Dialogues

Should NATO Send in Ground Troops?

Slate’s Complete Kosovo Coverage

Dear John,

Can we agree that we’re no longer debating whether the United States and NATO should have gotten involved in Kosovo? You and I have disagreed on this point, but now the U.S. and NATO are involved, and the question is the nature of that involvement. Even if you believed that events in Kosovo over the past year did not warrant American intervention, that judgment would not determine whether under the present circumstances the U.S. should see the operation through to a successful conclusion. You have argued that the U.S. did not have a “national interest” at stake in Kosovo. We can rehash that debate if you like. But wouldn’t you agree that since the bombing began, the national interests at stake have grown considerably to include the future of NATO and the international credibility of the United States?

These are not abstractions. That quintessential realist Henry Kissinger opposed U.S. involvement in Kosovo, and a month ago even opposed sending ground troops as part of a peacekeeping mission in the event an agreement at Rambouillet had been reached. But now Kissinger argues, presumably on the basis of the same realist thinking, that, once begun, the U.S. and NATO cannot afford to lose the battle against Milosevic and that therefore ground troops must, if necessary, be used. Sens. John McCain and Chuck Hagel, not exactly men with itchy trigger fingers, have insisted that the only acceptable “exit strategy” in Kosovo is victory. McCain has even been brave enough to suggest that the interests at stake are sufficiently high as to warrant sending U.S. soldiers into harm’s way with real risk of casualties.

If you agree that failure in this crisis is unacceptable, then the questions concerning ground troops are practical ones: Is it necessary to use ground forces, or can air power alone do the job? Can a ground operation work? Do we have what we need to mount a successful operation in Kosovo? As a decorated veteran of the Gulf War, John, you know the answers better than I do. I had hoped that the use of sufficient air power against Milosevic’s forces in Kosovo would be enough to blunt and eventually break up his ethnic-cleansing offensive. Unfortunately, NATO and the Clinton administration were too reluctant to change their original game plan of steadily escalating pressure against Milosevic, with low casualties on both sides. As a result, the beginning of a riskier and bloodier air assault against tanks and men in Kosovo has been late in coming. It may, in fact, be too late. Unless NATO air power does break up the offensive in the next couple of days–leaving the Kosovo Liberation Army to engage in small-unit combat against the scattered Serb forces–then it looks as if Milosevic will succeed in cleansing vast portions of Kosovo of its Albanian population.

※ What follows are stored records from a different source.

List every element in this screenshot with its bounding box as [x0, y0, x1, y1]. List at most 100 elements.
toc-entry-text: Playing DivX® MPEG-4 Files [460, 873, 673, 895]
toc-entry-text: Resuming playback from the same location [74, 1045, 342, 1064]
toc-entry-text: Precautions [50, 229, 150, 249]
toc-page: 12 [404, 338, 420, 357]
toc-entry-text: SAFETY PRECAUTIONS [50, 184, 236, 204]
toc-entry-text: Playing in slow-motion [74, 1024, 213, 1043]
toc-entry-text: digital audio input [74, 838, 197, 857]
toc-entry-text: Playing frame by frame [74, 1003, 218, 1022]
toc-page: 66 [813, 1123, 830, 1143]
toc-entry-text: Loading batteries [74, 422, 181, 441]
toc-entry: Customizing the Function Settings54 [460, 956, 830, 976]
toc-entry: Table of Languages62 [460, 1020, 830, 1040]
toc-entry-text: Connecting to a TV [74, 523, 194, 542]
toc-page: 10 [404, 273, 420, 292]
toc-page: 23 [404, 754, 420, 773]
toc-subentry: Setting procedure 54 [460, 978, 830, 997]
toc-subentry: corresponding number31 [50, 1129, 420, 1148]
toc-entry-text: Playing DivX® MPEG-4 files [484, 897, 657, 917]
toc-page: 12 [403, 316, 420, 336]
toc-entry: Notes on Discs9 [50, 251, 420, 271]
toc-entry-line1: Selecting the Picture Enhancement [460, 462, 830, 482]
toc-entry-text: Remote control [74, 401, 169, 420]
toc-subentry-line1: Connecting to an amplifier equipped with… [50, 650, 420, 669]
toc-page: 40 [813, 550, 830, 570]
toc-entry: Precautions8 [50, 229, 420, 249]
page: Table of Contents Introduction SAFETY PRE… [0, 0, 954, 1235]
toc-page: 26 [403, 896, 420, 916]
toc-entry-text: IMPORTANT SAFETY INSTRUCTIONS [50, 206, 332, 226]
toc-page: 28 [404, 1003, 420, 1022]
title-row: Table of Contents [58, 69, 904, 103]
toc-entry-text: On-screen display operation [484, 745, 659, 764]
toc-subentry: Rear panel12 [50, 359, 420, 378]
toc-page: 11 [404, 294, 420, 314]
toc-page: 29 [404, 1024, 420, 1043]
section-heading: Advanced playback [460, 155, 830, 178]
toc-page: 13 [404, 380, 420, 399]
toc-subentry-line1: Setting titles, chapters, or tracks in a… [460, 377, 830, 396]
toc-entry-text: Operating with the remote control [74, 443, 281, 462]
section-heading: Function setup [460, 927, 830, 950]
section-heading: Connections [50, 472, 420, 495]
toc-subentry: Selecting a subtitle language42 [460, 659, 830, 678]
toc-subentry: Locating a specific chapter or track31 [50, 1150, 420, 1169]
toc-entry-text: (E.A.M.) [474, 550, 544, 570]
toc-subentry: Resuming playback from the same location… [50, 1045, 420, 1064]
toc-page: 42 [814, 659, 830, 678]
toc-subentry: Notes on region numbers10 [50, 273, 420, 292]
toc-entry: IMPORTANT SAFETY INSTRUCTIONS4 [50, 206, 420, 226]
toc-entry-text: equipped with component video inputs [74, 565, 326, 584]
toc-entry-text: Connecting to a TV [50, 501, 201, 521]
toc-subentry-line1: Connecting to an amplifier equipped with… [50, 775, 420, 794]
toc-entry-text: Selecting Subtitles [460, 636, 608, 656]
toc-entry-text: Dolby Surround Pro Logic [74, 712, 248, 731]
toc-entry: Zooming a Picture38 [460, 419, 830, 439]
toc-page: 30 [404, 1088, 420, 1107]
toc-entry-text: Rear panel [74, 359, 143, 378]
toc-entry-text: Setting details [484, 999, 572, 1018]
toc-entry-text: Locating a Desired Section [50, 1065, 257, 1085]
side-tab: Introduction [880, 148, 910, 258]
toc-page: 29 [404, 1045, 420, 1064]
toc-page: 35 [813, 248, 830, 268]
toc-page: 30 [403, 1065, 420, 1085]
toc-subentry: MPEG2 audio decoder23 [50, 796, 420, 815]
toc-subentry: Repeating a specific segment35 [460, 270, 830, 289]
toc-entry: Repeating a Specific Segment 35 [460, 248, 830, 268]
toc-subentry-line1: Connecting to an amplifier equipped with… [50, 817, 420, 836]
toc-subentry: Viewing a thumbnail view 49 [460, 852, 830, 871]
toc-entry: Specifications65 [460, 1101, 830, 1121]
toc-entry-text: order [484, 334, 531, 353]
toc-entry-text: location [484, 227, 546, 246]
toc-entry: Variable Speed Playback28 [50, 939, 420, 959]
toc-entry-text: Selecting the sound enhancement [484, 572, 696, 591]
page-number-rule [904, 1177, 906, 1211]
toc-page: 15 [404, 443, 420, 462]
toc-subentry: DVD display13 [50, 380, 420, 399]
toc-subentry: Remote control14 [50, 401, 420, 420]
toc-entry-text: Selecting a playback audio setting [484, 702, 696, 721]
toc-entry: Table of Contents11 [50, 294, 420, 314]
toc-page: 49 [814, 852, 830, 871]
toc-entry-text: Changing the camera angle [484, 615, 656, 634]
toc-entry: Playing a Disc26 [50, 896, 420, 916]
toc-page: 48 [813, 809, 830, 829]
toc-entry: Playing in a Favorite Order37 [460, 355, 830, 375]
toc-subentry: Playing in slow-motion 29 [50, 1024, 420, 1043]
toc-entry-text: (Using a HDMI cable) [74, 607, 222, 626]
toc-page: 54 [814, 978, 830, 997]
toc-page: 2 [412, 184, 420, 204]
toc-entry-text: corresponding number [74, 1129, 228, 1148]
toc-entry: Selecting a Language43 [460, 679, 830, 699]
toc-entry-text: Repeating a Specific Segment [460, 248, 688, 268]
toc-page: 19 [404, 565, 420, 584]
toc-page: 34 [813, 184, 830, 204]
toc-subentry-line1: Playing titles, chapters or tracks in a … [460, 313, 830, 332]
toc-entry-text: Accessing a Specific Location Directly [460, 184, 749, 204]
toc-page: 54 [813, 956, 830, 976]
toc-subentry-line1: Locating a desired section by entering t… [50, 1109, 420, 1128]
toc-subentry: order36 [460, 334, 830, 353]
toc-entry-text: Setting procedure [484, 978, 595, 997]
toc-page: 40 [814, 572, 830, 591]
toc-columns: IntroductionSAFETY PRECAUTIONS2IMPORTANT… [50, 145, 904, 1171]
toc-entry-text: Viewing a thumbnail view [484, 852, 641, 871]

My question for you is this: Does the U.S. have enough forces stationed in Macedonia, in the Adriatic, and in Germany to mount a rapid incursion into Kosovo for the purpose of at least creating an enclave of safety for the ethnic Albanians? From what I gather, Gen. Wesley Clarke seems to think the answer is yes, that a U.S. force, supported by U.S. air power, could hold its own against a Serb force of roughly equal or even greater size. One U.S. Army commander, quoted in the Wall Street Journal yesterday, argued that “a reasonably competent American tank company could dispatch an entire brigade [of Yugoslav tanks] without much risk. It would simply be a firing range exercise.” If that’s true, let’s get going.